'They bubble with a kind of passion most British acts struggle to recognize, let alone harness.' NME (UK)
Almost 3 years in the making, 'A Shopkeeper Will Not Appear' mixes the European film-music tradition of Michel LeGrand & Francis Lai with distorted echoes of early Pink Floyd and Abba.
A concept album in the tradition of English pop eccentricity, it is an inter-connected narrative of 14 songs about daydreaming (the title references the master-of-ceremonies in the 1970's children's TV program 'Mr Ben'). It is the story of a Carry On film canteen- revolutionary, whose adventures in supermarkets, offices, factories and council estates are gradually transformed by the power of a beautiful soundtrack that constantly runs in his head; a backdrop of lush strings and razor wire guitars, Miles Davis-esque trumpets and steepling violins.
‘Splendid lush cinematic pop’ Time Out (LONDON)
‘Revolutionizing pop music…an absolute treasure of an album’ LOGO
‘Gorgeous melodies’ The Guardian (UK)
'All European mysticism and dramatic noirist filmscapes…. This is why music was invented!'
'The best kept secret in British pop'
('Critic's Choice' for 'Friday Night at the Trabi Races')
‘An extraordinary album…that is moving, constantly surprising and never dull…no offshoot of the great tree of musical hand me downs, it stands aside, tall proud and quite alone.’
Pennyblackmusic for 'Friday Night at the Trabi Races'
'The melodies are exquisite, the music consistently inventive.'
('Featured Album of the Month' for 'Friday Night at the Trabi Races')
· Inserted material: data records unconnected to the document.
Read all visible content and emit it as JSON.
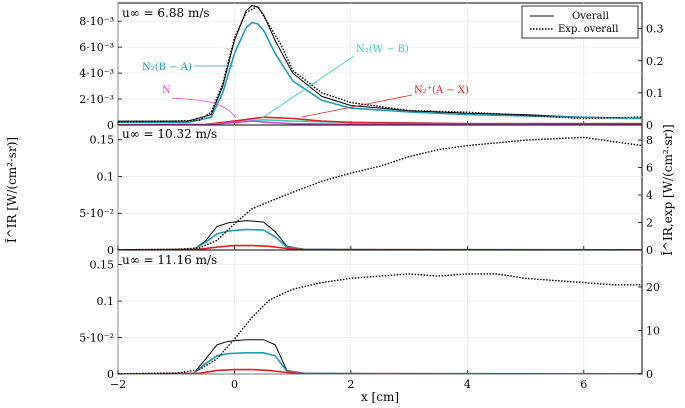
{
  "figure": {
    "x_axis_label": "x [cm]",
    "y_left_label": "Ĩ^IR [W/(cm²·sr)]",
    "y_right_label": "Ĩ^IR,exp [W/(cm²·sr)]",
    "legend": {
      "overall": "Overall",
      "exp_overall": "Exp. overall"
    },
    "colors": {
      "overall": "#000000",
      "exp": "#000000",
      "n2_ba": "#1f9bb5",
      "n2_wb": "#2ed3b7",
      "n2p_ax": "#e02020",
      "n": "#e040e0"
    }
  },
  "chart_data": [
    {
      "type": "line",
      "panel_label": "u∞ = 6.88 m/s",
      "xlim": [
        -2,
        7
      ],
      "ylim_left": [
        0,
        0.0094
      ],
      "ylim_right": [
        0,
        0.38
      ],
      "x_ticks": [
        "−2",
        "0",
        "2",
        "4",
        "6"
      ],
      "y_left_ticks": [
        {
          "v": 0,
          "t": "0"
        },
        {
          "v": 0.002,
          "t": "2·10⁻³"
        },
        {
          "v": 0.004,
          "t": "4·10⁻³"
        },
        {
          "v": 0.006,
          "t": "6·10⁻³"
        },
        {
          "v": 0.008,
          "t": "8·10⁻³"
        }
      ],
      "y_right_ticks": [
        {
          "v": 0,
          "t": "0"
        },
        {
          "v": 0.1,
          "t": "0.1"
        },
        {
          "v": 0.2,
          "t": "0.2"
        },
        {
          "v": 0.3,
          "t": "0.3"
        }
      ],
      "series": [
        {
          "name": "Overall",
          "key": "overall",
          "axis": "left",
          "x": [
            -2,
            -0.8,
            -0.4,
            -0.2,
            0,
            0.2,
            0.3,
            0.4,
            0.5,
            0.7,
            1,
            1.5,
            2,
            3,
            4,
            5,
            6,
            7
          ],
          "y": [
            0.0003,
            0.0003,
            0.0008,
            0.003,
            0.0065,
            0.0088,
            0.0092,
            0.0091,
            0.0085,
            0.0065,
            0.004,
            0.0022,
            0.0015,
            0.0011,
            0.0009,
            0.0008,
            0.0006,
            0.0005
          ]
        },
        {
          "name": "N₂(B − A)",
          "key": "n2_ba",
          "axis": "left",
          "x": [
            -2,
            -0.8,
            -0.4,
            -0.2,
            0,
            0.2,
            0.3,
            0.4,
            0.5,
            0.7,
            1,
            1.5,
            2,
            3,
            4,
            5,
            6,
            7
          ],
          "y": [
            0.0002,
            0.0002,
            0.0006,
            0.0025,
            0.0055,
            0.0075,
            0.0079,
            0.0078,
            0.0073,
            0.0055,
            0.0034,
            0.0019,
            0.0013,
            0.001,
            0.0008,
            0.0007,
            0.0006,
            0.0005
          ]
        },
        {
          "name": "N₂(W − B)",
          "key": "n2_wb",
          "axis": "left",
          "x": [
            -2,
            -0.5,
            0,
            0.5,
            1,
            2,
            4,
            7
          ],
          "y": [
            0,
            0,
            0.0002,
            0.0004,
            0.0003,
            0.0002,
            0.0001,
            0.0001
          ]
        },
        {
          "name": "N₂⁺(A − X)",
          "key": "n2p_ax",
          "axis": "left",
          "x": [
            -2,
            -0.5,
            0,
            0.5,
            1,
            1.5,
            2,
            4,
            7
          ],
          "y": [
            0,
            5e-05,
            0.0003,
            0.0006,
            0.0005,
            0.0003,
            0.0002,
            0.0001,
            0.0001
          ]
        },
        {
          "name": "N",
          "key": "n",
          "axis": "left",
          "x": [
            -2,
            -0.5,
            0,
            0.3,
            0.6,
            1,
            2,
            7
          ],
          "y": [
            0,
            2e-05,
            0.0002,
            0.0003,
            0.0002,
            0.0001,
            5e-05,
            0
          ]
        },
        {
          "name": "Exp. overall",
          "key": "exp",
          "axis": "right",
          "x": [
            -2,
            -1,
            -0.6,
            -0.4,
            -0.2,
            0,
            0.2,
            0.4,
            0.6,
            0.8,
            1,
            1.5,
            2,
            3,
            4,
            5,
            6,
            7
          ],
          "y": [
            0.01,
            0.012,
            0.015,
            0.04,
            0.13,
            0.27,
            0.35,
            0.37,
            0.31,
            0.25,
            0.17,
            0.1,
            0.07,
            0.045,
            0.04,
            0.03,
            0.02,
            0.025
          ]
        }
      ],
      "annotations": [
        {
          "text": "N₂(B − A)",
          "key": "n2_ba"
        },
        {
          "text": "N₂(W − B)",
          "key": "n2_wb"
        },
        {
          "text": "N₂⁺(A − X)",
          "key": "n2p_ax"
        },
        {
          "text": "N",
          "key": "n"
        }
      ]
    },
    {
      "type": "line",
      "panel_label": "u∞ = 10.32 m/s",
      "xlim": [
        -2,
        7
      ],
      "ylim_left": [
        0,
        0.17
      ],
      "ylim_right": [
        0,
        9.1
      ],
      "x_ticks": [
        "−2",
        "0",
        "2",
        "4",
        "6"
      ],
      "y_left_ticks": [
        {
          "v": 0,
          "t": "0"
        },
        {
          "v": 0.05,
          "t": "5·10⁻²"
        },
        {
          "v": 0.1,
          "t": "0.1"
        },
        {
          "v": 0.15,
          "t": "0.15"
        }
      ],
      "y_right_ticks": [
        {
          "v": 0,
          "t": "0"
        },
        {
          "v": 2,
          "t": "2"
        },
        {
          "v": 4,
          "t": "4"
        },
        {
          "v": 6,
          "t": "6"
        },
        {
          "v": 8,
          "t": "8"
        }
      ],
      "series": [
        {
          "name": "Overall",
          "key": "overall",
          "axis": "left",
          "x": [
            -2,
            -0.7,
            -0.5,
            -0.3,
            -0.1,
            0.2,
            0.5,
            0.7,
            0.9,
            1.2,
            2,
            7
          ],
          "y": [
            0,
            0.001,
            0.012,
            0.032,
            0.037,
            0.04,
            0.038,
            0.025,
            0.005,
            0.001,
            0.0005,
            0.0003
          ]
        },
        {
          "name": "N₂(B − A)",
          "key": "n2_ba",
          "axis": "left",
          "x": [
            -2,
            -0.7,
            -0.5,
            -0.3,
            -0.1,
            0.2,
            0.5,
            0.7,
            0.9,
            1.2,
            2,
            7
          ],
          "y": [
            0,
            0.001,
            0.01,
            0.022,
            0.026,
            0.028,
            0.027,
            0.018,
            0.004,
            0.001,
            0.0005,
            0.0003
          ]
        },
        {
          "name": "N₂⁺(A − X)",
          "key": "n2p_ax",
          "axis": "left",
          "x": [
            -2,
            -0.6,
            -0.3,
            0,
            0.3,
            0.6,
            0.9,
            1.2,
            7
          ],
          "y": [
            0,
            0.001,
            0.004,
            0.006,
            0.006,
            0.005,
            0.002,
            0.0005,
            0.0002
          ]
        },
        {
          "name": "Exp. overall",
          "key": "exp",
          "axis": "right",
          "x": [
            -2,
            -1,
            -0.6,
            -0.3,
            0,
            0.3,
            0.7,
            1,
            1.5,
            2,
            2.5,
            3,
            3.5,
            4,
            4.5,
            5,
            5.5,
            6,
            6.5,
            7
          ],
          "y": [
            0.02,
            0.04,
            0.15,
            0.7,
            1.9,
            3.0,
            3.7,
            4.2,
            5.0,
            5.6,
            6.1,
            6.8,
            7.3,
            7.6,
            7.8,
            8.0,
            8.1,
            8.2,
            7.9,
            7.6
          ]
        }
      ]
    },
    {
      "type": "line",
      "panel_label": "u∞ = 11.16 m/s",
      "xlim": [
        -2,
        7
      ],
      "ylim_left": [
        0,
        0.17
      ],
      "ylim_right": [
        0,
        28.5
      ],
      "x_ticks": [
        "−2",
        "0",
        "2",
        "4",
        "6"
      ],
      "y_left_ticks": [
        {
          "v": 0,
          "t": "0"
        },
        {
          "v": 0.05,
          "t": "5·10⁻²"
        },
        {
          "v": 0.1,
          "t": "0.1"
        },
        {
          "v": 0.15,
          "t": "0.15"
        }
      ],
      "y_right_ticks": [
        {
          "v": 0,
          "t": "0"
        },
        {
          "v": 10,
          "t": "10"
        },
        {
          "v": 20,
          "t": "20"
        }
      ],
      "series": [
        {
          "name": "Overall",
          "key": "overall",
          "axis": "left",
          "x": [
            -2,
            -0.7,
            -0.5,
            -0.3,
            -0.1,
            0.2,
            0.5,
            0.7,
            0.9,
            1.2,
            2,
            7
          ],
          "y": [
            0,
            0.001,
            0.02,
            0.04,
            0.045,
            0.047,
            0.047,
            0.04,
            0.005,
            0.001,
            0.0005,
            0.0003
          ]
        },
        {
          "name": "N₂(B − A)",
          "key": "n2_ba",
          "axis": "left",
          "x": [
            -2,
            -0.7,
            -0.5,
            -0.3,
            -0.1,
            0.2,
            0.5,
            0.7,
            0.9,
            1.2,
            2,
            7
          ],
          "y": [
            0,
            0.001,
            0.014,
            0.025,
            0.028,
            0.029,
            0.029,
            0.025,
            0.004,
            0.001,
            0.0005,
            0.0003
          ]
        },
        {
          "name": "N₂⁺(A − X)",
          "key": "n2p_ax",
          "axis": "left",
          "x": [
            -2,
            -0.6,
            -0.3,
            0,
            0.3,
            0.6,
            0.9,
            1.2,
            7
          ],
          "y": [
            0,
            0.001,
            0.005,
            0.006,
            0.006,
            0.005,
            0.002,
            0.0005,
            0.0002
          ]
        },
        {
          "name": "Exp. overall",
          "key": "exp",
          "axis": "right",
          "x": [
            -2,
            -1,
            -0.6,
            -0.3,
            0,
            0.3,
            0.6,
            1,
            1.5,
            2,
            2.5,
            3,
            3.5,
            4,
            4.5,
            5,
            5.5,
            6,
            6.5,
            7
          ],
          "y": [
            0.05,
            0.2,
            1.0,
            3.5,
            8.0,
            13.0,
            17.0,
            19.5,
            21.0,
            22.0,
            22.5,
            23.0,
            22.5,
            23.0,
            23.0,
            22.0,
            21.5,
            21.0,
            20.5,
            20.5
          ]
        }
      ]
    }
  ]
}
London, England 1998: a strange collection of musical dissidents is thrown together by an advert in the back pages of the Melody Maker magazine. Glaswegian splash-kids, francophiles and classicists conspire, and as the cigarette-end of Britpop smoulders, plans are made: Plans for a new kind of pop music, part dark cabaret, part sweeping cinematic melodrama… 'Heist' is born in the autumn of that year and immediately wins the NME's new bands award.
Since then, the band's unusual and sometimes shambolic live show - a kind of costumed 60's art movie tableaux with punk attitude -- has toured extensively in the UK and Europe, making many friends. Their debut 'DEFECTORS' EP was followed by the experimental film noir/dance CD 'BERLIN EXPRESS', which attracted great critical acclaim ('Bollocks Noir!' raved the Melody Maker, '…this is why music was invented' agreed the NME). January 2001 saw the UK release of their first full-length album - 'FRIDAY NIGHT AT THE TRABI RACES'. As well as getting excellent reviews in the UK press ('exquisite melodies' noted Amazon.co.uk Critics Choice), tracks from the album have been played by on BBC Radio One's Evening Session and a number of regional and European radio stations.